Her akşam gri örgü yeleğinin cebinden küçük bir şeker çıkartıp masama bırakır bir hayal adam. Biri kırmızı kalemle yıldız çizer yanaklarıma. Hala bir limon kolonyası kokusu vardır kalemimde. Sen dokunmuşsun belli…Defterimize kalemimize sinerdi kolonya kokun…Sen hayatıma sindin sevgili öğretmenim…
“İlk öğretmenin kim senin?
Kim öğretti alfabeyi?” şarkısını duyduğumda hep ağlayacak, hep seni hatırlayacağım. Eşofmansız çocuklar gördüğümde, deftersiz sınıflara girdiğimde, öğrencileri için bir şeyler isteyen bütün mütevekkil öğretmenlerin yüzünde…

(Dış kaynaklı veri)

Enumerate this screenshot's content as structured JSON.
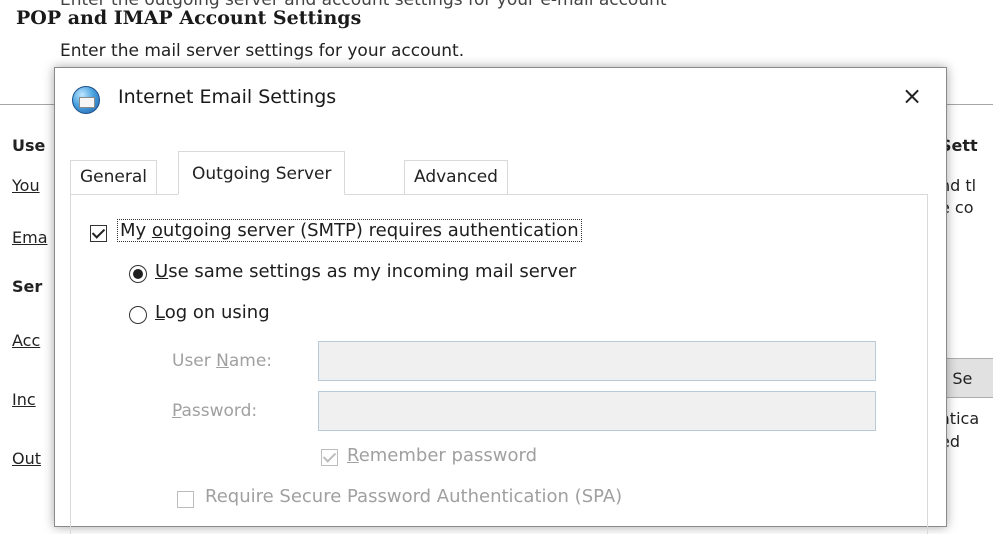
{
  "wizard": {
    "title": "POP and IMAP Account Settings",
    "subtitle": "Enter the mail server settings for your account."
  },
  "background_left": {
    "user_info": "Use",
    "your_name": "You",
    "email": "Ema",
    "server_info": "Ser",
    "account_type": "Acc",
    "incoming": "Inc",
    "outgoing": "Out"
  },
  "background_right": {
    "settings_head": "Sett",
    "line1": "nd tl",
    "line2": "e co",
    "button_partial": "t Se",
    "line3": "atica",
    "line4": "ed"
  },
  "dialog": {
    "title": "Internet Email Settings",
    "close_glyph": "×",
    "icon": "outlook-globe-envelope-icon",
    "tabs": [
      {
        "label": "General",
        "active": false
      },
      {
        "label": "Outgoing Server",
        "active": true
      },
      {
        "label": "Advanced",
        "active": false
      }
    ],
    "smtp_auth": {
      "checked": true,
      "label_pre": "My ",
      "label_mnemonic": "o",
      "label_post": "utgoing server (SMTP) requires authentication"
    },
    "radio_same": {
      "selected": true,
      "label_mnemonic": "U",
      "label_post": "se same settings as my incoming mail server"
    },
    "radio_logon": {
      "selected": false,
      "label_mnemonic": "L",
      "label_post": "og on using"
    },
    "username": {
      "label_pre": "User ",
      "label_mnemonic": "N",
      "label_post": "ame:",
      "value": ""
    },
    "password": {
      "label_mnemonic": "P",
      "label_post": "assword:",
      "value": ""
    },
    "remember": {
      "checked": true,
      "label_mnemonic": "R",
      "label_post": "emember password"
    },
    "spa": {
      "checked": false,
      "label": "Require Secure Password Authentication (SPA)"
    }
  },
  "colors": {
    "dialog_border": "#8a8a8a",
    "disabled_text": "#a0a0a0",
    "field_border": "#b9cbd9"
  }
}
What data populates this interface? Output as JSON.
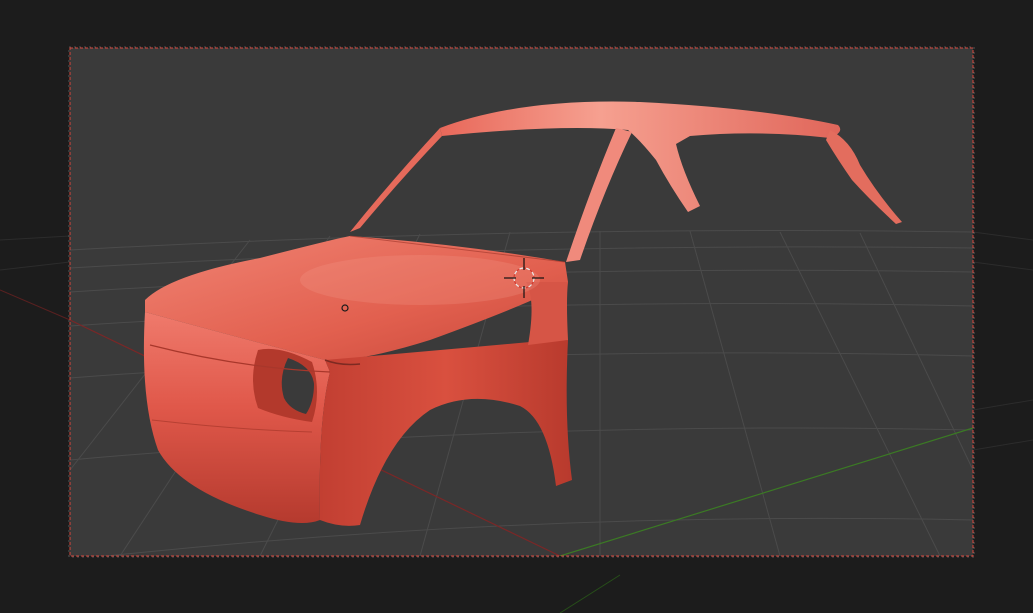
{
  "viewport": {
    "mode": "camera-view",
    "object": "car-body-shell",
    "colors": {
      "outer_background": "#1c1c1c",
      "camera_frame_fill": "#3a3a3a",
      "camera_frame_border": "#d9473c",
      "grid_line": "#4a4a4a",
      "x_axis": "#8a2b2b",
      "y_axis": "#3b7a24",
      "body_paint": "#e0584a",
      "body_shadow": "#a93227",
      "body_highlight": "#f08a7c"
    },
    "icons": [
      "3d-cursor-icon",
      "object-origin-icon"
    ]
  }
}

…………………………………………………………………………………………………………………………………
Bu çiçekler sana öğretmenim. Parayla almadım, bir yapraktan yetiştirdim. Senin gibi…
...ENGİNDENİZ...
YORUMLAR
Ali Rıza Binboğa'nın bir köy öğretmeninin hayatını ve yaşadığı zorlukları, sıkıntıları anlatan bir filmi vardı birde bu şarkıya hitaben yapılmış. O film ile birlikte daha bir anlam ve değer kazanmıştı bu şarkı benim yüreğimde.
Öğrencilerin ileriki hayatlarında nasıl bir birey olacağına önce aile terbiyesi, daha sonra ilkokul öğretmeninin verdiği yön ve terbiye şekil verir. Ne mutlu sana ki böylesine değerli bir öğretmenin elinde şekil almış ve kendini tanıma, geliştirme fırsatı yakalamışsın.
Gecikmiş bir kutlama olacak benimkisi ama seni ve yazını yürekten kutluyorum. Keşke benim de böyle bir öğretmenim olsaydı diyerek.
Sevgim sonsuz...
sabahleyin okumuştum ama tekrar büyük bir zevkle okudum...
benim de ortaokulda iken korkmaz ünlü adında bir türkçe öğretmenim vardı..
beni yönlendiren edebiyatı sevdiren aynı sizin öğretmeniniz gibi teşvik eden yarışmalara katılmamı sağlayan ve ödül aldığımda hop oturup hop kalkan canım öğretmenim..
ilk kitabım çıktığında yanımdaydı...
mutluluğu ve duyduğu gurur o kadar aşikardı ki ...
unutulmuyorlar evet...
ona teşekkür edip sahneye davet ettiğimde en az benim kadar heyecanlıydı şiir okurken..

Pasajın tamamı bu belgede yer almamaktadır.